Robots? Anyone who’s played around with AI knows that the robots are not absolutely necessary to the creation of intelligence, or even the research of same, so why must there always be a robot? This rule is entirely fictional. There is nothing in the development of computer science right now that would suggest that all AIs must be bound up in an entity with arms. However, and not just in Star Wars, but in other places too, this seems to be the situation that we see. Why is this? For, as we will further see, this is truly a widespread, almost universal, phenomena: we always bind AIs into things with arms. I think that there are two things that we might draw from this fact: first, that humans like things that we can put in boxes, and dislike things that we can’t. Second, that it took the spreading-out of the technology, and a wider understanding, of computers before our representation of them in fiction began to become more true-to-fact.
But I say that Star Wars represents the really-crazily-advanced group. Why, and what we can learn from them, is what I am going to attempt to address. There is a significant discussion of the droid and related phenomena on the Star Wars Fan Wiki, but to take advantage of same would be to ignore the first rule of researching pop-culture, that is: everything on a fan-wiki is utterly useless. So instead, let’s have a look at one aspect, of one droid. C3PO is fluent in six-million forms of communication? Really? This got past script editing?

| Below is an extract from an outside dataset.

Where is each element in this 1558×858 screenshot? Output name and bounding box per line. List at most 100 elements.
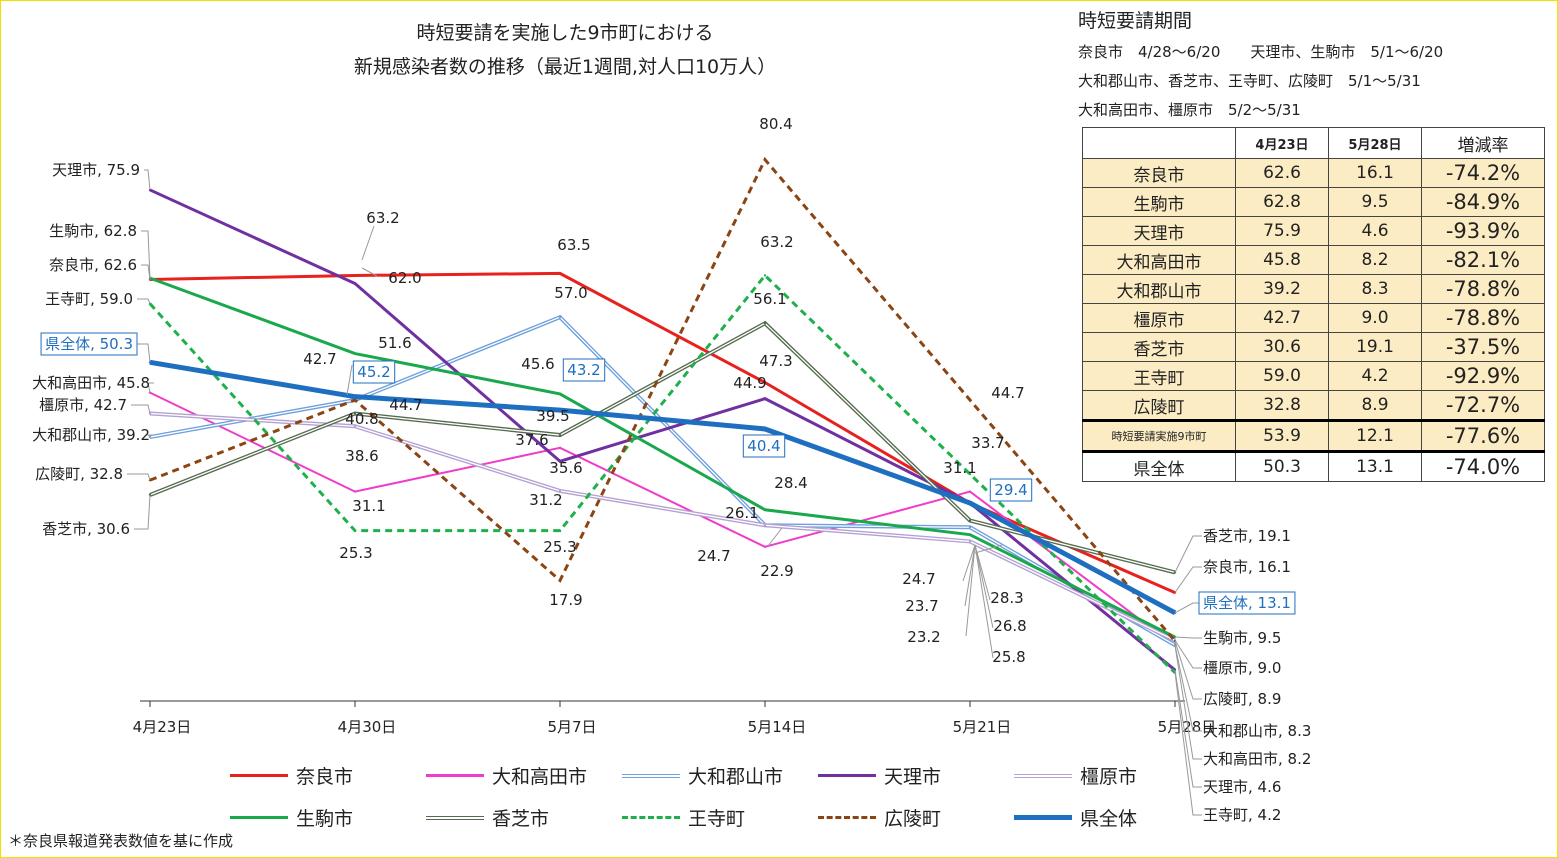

How impossible is that, really? According to The Global Language Monitor, there are 1,025,109.8 words in the English Language ("Number). I don’t know what they mean by 0.8 of a word… but let’s assume that they know what they're doing. If we say that each word is approximately four characters (It’s probably more, but we’re being conservative), than the number of bytes in each word is four. If we then make the further assumption that all languages equate to this same more-or-less amount of data simply to be informed of all possible morphemes, then C3PO only needs to store 24.0260 gigabytes in order to know every word in all of those languages. Of course, he also needs much more than that in architecture so that he can synthesize those words into what he is trying to either say or understand, but I think that he could probably fit all of that inside a couple of terabytes, which are, of course, about a thousand gigabytes each. Even with our present, and fairly low, level of technological advancement, it is easily possible to store all of that information on a mere two or three hard drives. Because the problem of storage is not so frightening as to be insurmountable, then all that is stopping us from treating C3PO as possible are the limits of the ingenuity of his creators. And his creator was Darth Vader, so that pretty neatly wraps that up, right? Well, I think that we’ve proven that such a machine is possible, so the only question is how hard, or how long to implement, would it be.
Perhaps you find yourself wondering something that I’ve wondered a lot about Star Wars: namely, why the machines don’t take over? In the movies at least, they don’t, but in many, many, many other stories and films this is just what happens. I wonder if we can figure out why…

Works Cited
Mallya, Vaibhav. "Why Is There No Powerful AI in the Star Wars Franchise?" Quora. Quora, 7 
Sept. 2011. Web. 15 Dec. 2015. <https://www.quora.com/Why-is-there-no-powerful-AI-in-the-         Star-Wars-franchise>.
"Number of Words in the English Language: 1,025,109.8." The Global Language Monitor. The 
Global Language Monitor, n.d. Web. 15 Dec. 2015. <http://www.languagemonitor.com/number-
of-words/number-of-words-in-the-english-language-1008879/>.